- Ramshaw Location within County Durham
- Population: 321
- OS grid reference: NZ149261
- Unitary authority: County Durham;
- Ceremonial county: County Durham;
- Region: North East;
- Country: England
- Sovereign state: United Kingdom
- Post town: Bishop Auckland
- Postcode district: DL14
- Police: Durham
- Fire: County Durham and Darlington
- Ambulance: North East
- UK Parliament: Bishop Auckland;

= Ramshaw, Bishop Auckland =

Village in County Durham, England

Ramshaw is a village in County Durham, in England. It is situated to the south-west of Bishop Auckland. As of 2025, the village had a population of approximately 321. Ramshaw was originally a mining village and is home to one restaurant, the Bridge Inn. The River Gaunless runs through Ramshaw. The name Gaunless itself is of later Norse origin, meaning useless.
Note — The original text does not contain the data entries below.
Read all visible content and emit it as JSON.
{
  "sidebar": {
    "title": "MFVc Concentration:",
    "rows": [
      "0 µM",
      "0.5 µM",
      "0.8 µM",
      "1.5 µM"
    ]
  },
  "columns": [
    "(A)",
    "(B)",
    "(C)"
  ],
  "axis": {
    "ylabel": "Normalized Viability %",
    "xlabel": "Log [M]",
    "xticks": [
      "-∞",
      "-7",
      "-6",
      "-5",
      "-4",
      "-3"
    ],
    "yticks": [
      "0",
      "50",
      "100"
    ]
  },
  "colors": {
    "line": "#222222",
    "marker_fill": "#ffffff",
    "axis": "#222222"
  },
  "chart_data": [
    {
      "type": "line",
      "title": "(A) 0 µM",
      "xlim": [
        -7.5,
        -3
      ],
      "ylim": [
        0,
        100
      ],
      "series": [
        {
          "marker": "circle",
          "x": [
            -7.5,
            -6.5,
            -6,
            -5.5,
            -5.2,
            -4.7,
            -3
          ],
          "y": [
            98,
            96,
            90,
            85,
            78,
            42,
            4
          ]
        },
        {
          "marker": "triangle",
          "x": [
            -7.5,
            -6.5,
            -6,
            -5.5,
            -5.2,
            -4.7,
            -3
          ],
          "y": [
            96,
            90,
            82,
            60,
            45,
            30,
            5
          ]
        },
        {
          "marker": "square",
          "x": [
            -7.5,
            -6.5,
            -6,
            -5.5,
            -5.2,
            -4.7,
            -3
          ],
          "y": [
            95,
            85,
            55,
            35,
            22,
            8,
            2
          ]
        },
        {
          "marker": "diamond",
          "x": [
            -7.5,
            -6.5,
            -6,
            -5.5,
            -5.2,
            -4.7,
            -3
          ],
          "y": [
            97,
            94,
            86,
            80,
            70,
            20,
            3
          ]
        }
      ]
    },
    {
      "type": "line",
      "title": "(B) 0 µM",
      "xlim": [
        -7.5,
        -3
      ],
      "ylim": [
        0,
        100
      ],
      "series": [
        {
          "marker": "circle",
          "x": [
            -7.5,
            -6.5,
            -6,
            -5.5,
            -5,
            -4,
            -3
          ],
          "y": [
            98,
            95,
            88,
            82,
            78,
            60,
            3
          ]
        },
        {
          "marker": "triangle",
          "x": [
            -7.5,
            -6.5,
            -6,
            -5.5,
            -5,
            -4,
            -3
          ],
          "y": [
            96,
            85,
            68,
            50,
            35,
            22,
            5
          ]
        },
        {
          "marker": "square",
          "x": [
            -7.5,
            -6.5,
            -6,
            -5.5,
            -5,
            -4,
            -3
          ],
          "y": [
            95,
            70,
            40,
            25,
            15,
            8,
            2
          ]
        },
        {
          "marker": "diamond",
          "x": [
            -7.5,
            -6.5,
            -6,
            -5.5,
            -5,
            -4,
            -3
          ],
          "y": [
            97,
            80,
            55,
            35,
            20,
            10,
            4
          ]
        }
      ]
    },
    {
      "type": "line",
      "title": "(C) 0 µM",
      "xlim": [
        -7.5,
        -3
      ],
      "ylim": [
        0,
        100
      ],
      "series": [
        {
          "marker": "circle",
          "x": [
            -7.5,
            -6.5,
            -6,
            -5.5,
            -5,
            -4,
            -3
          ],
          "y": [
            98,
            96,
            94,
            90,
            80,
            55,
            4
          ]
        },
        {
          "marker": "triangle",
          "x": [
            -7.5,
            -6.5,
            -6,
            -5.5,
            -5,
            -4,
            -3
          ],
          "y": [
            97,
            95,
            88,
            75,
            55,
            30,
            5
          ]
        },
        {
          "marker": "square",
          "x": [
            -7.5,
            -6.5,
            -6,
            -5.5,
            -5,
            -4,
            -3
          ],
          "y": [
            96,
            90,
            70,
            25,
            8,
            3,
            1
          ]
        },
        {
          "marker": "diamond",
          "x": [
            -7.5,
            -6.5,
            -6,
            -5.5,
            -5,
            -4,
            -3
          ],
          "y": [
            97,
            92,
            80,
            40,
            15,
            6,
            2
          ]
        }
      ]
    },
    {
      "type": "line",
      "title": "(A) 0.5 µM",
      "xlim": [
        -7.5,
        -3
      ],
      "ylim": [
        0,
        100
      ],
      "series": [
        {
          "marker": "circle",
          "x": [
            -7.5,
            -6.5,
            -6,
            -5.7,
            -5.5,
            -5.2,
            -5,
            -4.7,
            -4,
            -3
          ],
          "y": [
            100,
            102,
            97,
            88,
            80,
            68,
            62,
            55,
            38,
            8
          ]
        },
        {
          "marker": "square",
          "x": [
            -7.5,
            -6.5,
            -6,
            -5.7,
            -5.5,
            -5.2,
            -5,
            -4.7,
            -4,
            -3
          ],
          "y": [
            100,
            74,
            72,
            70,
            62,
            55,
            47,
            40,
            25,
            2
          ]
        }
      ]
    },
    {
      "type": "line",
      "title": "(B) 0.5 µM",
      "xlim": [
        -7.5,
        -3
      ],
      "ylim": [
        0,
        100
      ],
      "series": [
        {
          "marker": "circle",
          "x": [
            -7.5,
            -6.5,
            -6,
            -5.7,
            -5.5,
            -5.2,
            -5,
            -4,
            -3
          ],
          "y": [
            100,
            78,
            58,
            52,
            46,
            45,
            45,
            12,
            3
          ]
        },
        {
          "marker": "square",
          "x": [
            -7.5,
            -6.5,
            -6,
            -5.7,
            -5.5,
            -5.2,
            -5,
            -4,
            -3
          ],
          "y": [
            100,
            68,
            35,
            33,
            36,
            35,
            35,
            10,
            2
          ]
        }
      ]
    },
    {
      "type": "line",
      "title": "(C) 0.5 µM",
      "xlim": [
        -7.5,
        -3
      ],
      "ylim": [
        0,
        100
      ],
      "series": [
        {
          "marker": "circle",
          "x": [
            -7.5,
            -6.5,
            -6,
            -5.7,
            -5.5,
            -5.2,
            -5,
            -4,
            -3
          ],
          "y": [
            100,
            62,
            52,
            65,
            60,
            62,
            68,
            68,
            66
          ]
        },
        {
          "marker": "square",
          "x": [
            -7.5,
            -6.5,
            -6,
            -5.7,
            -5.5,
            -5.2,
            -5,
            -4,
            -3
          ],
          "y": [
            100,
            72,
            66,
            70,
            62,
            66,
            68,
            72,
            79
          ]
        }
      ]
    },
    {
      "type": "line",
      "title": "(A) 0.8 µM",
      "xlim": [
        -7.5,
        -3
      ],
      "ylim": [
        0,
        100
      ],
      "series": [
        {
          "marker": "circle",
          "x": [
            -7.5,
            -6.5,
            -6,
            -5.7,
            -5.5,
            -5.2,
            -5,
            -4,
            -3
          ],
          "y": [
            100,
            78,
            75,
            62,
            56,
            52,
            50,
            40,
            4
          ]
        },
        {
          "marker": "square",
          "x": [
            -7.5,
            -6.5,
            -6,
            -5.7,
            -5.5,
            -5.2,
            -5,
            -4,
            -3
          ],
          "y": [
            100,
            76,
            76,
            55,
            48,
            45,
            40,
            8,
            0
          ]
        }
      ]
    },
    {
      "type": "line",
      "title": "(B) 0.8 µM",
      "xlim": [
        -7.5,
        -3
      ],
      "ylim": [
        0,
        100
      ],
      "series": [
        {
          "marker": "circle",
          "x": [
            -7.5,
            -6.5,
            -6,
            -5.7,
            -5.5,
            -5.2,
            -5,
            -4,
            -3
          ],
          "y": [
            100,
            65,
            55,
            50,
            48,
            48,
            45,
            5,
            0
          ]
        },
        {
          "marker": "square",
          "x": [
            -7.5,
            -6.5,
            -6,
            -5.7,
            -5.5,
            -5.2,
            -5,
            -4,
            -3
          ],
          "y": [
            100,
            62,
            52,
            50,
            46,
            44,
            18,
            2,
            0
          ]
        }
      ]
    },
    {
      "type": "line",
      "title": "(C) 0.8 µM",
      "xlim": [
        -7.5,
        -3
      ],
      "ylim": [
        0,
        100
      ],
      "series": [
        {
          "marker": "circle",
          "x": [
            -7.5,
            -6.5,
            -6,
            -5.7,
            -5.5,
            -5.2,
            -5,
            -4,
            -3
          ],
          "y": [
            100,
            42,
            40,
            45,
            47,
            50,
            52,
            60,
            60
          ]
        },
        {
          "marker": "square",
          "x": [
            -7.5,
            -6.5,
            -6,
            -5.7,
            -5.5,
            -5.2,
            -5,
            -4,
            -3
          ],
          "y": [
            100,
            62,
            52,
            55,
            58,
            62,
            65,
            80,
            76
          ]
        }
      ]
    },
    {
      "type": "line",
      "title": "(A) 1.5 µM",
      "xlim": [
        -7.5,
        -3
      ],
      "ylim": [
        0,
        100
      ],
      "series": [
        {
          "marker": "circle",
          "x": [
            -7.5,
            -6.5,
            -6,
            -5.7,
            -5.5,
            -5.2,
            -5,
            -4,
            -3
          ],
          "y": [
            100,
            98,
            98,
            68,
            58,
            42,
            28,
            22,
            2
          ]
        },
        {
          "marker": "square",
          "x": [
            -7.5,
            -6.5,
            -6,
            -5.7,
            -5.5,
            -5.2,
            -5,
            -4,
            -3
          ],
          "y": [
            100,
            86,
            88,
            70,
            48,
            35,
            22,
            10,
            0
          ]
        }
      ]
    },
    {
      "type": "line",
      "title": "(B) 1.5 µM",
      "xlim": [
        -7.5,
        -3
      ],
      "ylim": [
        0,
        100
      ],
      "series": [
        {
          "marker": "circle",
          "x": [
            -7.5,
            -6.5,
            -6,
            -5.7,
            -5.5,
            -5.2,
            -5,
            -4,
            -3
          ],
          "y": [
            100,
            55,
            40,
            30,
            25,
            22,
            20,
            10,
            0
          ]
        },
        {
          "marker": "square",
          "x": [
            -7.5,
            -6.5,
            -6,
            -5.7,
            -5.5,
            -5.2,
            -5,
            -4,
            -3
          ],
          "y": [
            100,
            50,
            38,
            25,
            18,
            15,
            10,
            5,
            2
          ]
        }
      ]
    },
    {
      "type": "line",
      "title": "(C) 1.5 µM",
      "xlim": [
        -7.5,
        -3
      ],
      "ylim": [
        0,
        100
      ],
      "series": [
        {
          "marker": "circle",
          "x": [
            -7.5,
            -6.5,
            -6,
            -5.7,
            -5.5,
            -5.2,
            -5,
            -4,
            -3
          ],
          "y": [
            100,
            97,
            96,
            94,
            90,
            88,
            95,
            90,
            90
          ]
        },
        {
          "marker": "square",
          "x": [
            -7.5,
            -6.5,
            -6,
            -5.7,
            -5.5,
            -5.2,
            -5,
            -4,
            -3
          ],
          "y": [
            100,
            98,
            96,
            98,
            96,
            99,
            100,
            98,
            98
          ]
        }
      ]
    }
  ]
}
It is believed that this derives from the river's inability to power a mill, sustain fish or create fertile floodplains. The bridge connecting Ramshaw with neighbouring village Evenwood is between 300 and 500 years old.

== Landmarks ==
There is a formal garden in Ramshaw, named Ramshaw Hall Garden, which contains walls originating in the late 17th century.

== Education ==
There is a primary school, named Ramshaw Primary School, which educates students aged 4 to 11 years. As of 21 July 2023, it has 63 pupils.